Aurore déglutit. Malgré son grand état de fatigue dû au choc, elle gardait les idées claires et trouvait quelque peu inconvenant qu'un homme se permette de toucher sa jambe sans sa permission. Cependant, elle se laissa faire. Vénior était loin de la dégouter, si cela avait été le cas, elle n'aurait même pas songé à accepter la nourriture qu'il lui avait offerte. Aurore avait décidé de lui accorder sa confiance, pour de bonnes ou de mauvaises raisons? Elle n'avait aucun moyen de le savoir.
La position dans laquelle se trouvait Aurore était pour le moins inconfortable: L'héritier du seigneur de Beaugard, un homme visiblement encore jeune et charmant était à genoux à ses côtés et lui touchait délicatement la peau. Dans l'angle dans lequel il se trouvait, il pouvait certainement voir tout son corps, couvert par une robe certes, mais dont l'étroitesse laissait deviner ses rares formes. Il pouvait voir sa poitrine se soulever lentement au rythme de sa respiration. Aurore n'osait pas le regarder dans les yeux, elle s'y risqua néanmoins et, lorsqu'il lui rendit son regard, la jeune fille remarqua pour la première fois qu'il avait des yeux rouges, brillant comme des pierres précieuses à la lueur des flammes. Exactement comme elle.
Vénior n'ignorait pas l'inquiétude d'Aurore. Il inclina légèrement la tête puis se rapprocha de son visage.

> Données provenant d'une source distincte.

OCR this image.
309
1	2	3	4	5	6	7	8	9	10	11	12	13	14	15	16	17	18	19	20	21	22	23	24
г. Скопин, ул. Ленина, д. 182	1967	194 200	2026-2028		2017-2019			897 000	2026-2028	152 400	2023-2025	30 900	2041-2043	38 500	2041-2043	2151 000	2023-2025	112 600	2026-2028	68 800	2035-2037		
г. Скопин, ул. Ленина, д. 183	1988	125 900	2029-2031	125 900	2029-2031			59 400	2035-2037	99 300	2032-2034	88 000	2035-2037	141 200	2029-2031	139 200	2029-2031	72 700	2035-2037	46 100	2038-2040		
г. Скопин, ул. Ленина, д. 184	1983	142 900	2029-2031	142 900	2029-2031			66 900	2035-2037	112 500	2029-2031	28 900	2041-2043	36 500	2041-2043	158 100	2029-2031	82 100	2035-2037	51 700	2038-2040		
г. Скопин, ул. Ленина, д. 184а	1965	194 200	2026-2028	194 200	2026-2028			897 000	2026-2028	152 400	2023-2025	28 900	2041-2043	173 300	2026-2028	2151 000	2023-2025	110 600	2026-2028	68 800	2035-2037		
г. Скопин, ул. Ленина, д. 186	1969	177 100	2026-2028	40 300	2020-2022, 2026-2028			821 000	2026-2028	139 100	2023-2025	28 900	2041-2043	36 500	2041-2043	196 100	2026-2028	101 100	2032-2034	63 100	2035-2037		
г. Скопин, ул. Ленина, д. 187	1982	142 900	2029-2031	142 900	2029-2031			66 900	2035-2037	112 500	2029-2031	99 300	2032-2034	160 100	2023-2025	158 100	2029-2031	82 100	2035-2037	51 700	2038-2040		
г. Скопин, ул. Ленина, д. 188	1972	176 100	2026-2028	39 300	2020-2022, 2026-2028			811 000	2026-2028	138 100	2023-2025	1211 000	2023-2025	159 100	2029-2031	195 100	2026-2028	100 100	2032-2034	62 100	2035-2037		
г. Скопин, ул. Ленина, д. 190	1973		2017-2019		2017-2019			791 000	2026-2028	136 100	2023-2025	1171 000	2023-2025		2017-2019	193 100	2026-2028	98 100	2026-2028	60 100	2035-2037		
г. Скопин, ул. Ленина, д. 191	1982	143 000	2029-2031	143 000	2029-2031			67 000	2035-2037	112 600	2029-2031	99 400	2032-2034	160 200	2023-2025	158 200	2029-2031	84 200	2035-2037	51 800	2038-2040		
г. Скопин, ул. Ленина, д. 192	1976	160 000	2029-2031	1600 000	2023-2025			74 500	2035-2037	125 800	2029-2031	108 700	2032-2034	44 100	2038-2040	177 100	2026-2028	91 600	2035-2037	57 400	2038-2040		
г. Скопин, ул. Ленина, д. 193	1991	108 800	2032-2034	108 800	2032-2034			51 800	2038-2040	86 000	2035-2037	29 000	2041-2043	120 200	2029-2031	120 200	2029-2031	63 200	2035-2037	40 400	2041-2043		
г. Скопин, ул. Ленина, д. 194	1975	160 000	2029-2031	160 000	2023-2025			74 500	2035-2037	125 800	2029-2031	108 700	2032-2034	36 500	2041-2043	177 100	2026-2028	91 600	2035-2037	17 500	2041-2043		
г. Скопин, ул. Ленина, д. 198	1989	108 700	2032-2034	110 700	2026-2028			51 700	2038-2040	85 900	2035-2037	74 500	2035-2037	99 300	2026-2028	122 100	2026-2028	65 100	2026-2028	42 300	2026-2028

- Je saurais vous soulager de toutes vos souffrances, murmura-t-il.
Aurore sentit son cœur battre la chamade et se mit à respirer irrégulièrement tandis que Vénior lui glissait lentement la main à l'intérieur de la cuisse.

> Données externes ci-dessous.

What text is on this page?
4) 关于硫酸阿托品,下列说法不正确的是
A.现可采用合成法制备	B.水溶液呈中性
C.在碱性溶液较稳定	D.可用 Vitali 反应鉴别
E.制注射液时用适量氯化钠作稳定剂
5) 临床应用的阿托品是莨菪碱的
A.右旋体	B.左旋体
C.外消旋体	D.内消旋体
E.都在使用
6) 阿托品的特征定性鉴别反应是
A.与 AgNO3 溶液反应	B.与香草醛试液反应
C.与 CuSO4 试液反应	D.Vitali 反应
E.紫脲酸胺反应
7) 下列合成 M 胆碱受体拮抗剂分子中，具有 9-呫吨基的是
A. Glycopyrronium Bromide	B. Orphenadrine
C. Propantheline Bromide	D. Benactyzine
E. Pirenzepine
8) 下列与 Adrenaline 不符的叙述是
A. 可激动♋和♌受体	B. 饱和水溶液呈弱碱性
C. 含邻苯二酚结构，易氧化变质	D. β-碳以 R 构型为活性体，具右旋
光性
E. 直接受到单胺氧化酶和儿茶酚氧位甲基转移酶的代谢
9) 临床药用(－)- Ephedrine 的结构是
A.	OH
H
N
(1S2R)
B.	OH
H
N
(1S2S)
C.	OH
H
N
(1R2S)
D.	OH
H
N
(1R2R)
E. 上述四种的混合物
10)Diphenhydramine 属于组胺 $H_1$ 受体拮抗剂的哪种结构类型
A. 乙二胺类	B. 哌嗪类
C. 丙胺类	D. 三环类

Elle se leva d'un bond. Tant d'impertinence la mettait dans une rage folle. Elle dévisagea l'hériter des Landebrune avec une détermination dont elle ne se serait jamais sentie capable en temps normal, puis elle sortit précipitamment du salon pour revenir dans la chambre où elle avait été logée.
Aurore ferma brusquement la porte. Elle la ferma à double tour à l'aide de la clé encore logée dans la serrure.
"Comment a-t-il pu oser me faire ça?!" Se disait-elle, indignée. Elle essaya vainement de mettre de l'ordre dans ses pensées incohérentes dans lesquelles se mêlaient son amour propre, la sensation d’avoir été humiliée, mais également la frustration. Elle devait bien se l'avouer: Vénior lui plaisait, elle lui était infiniment reconnaissante pour tout le soin qu'il lui avait apporté. Cependant, malgré le désir qu'elle ressente pour lui, cette caresse lui avait paru extrêmement déplacée. Après tout, elle venait à peine de le rencontrer.
Aurore se lassa rapidement de faire les cent pas dans la chambre en se demandant s’il était sage de rejoindre l'homme qui la troublait tant pour lui réclamer des excuses, ou bien pour lui en présenter... Ses émotions étaient trop violentes pour être contenues autrement que par une bonne heure de sommeil. Elle se laissa tomber sur le grand lit et, une fois le flot de ses pensées écoulé, la jeune fille s'endormit.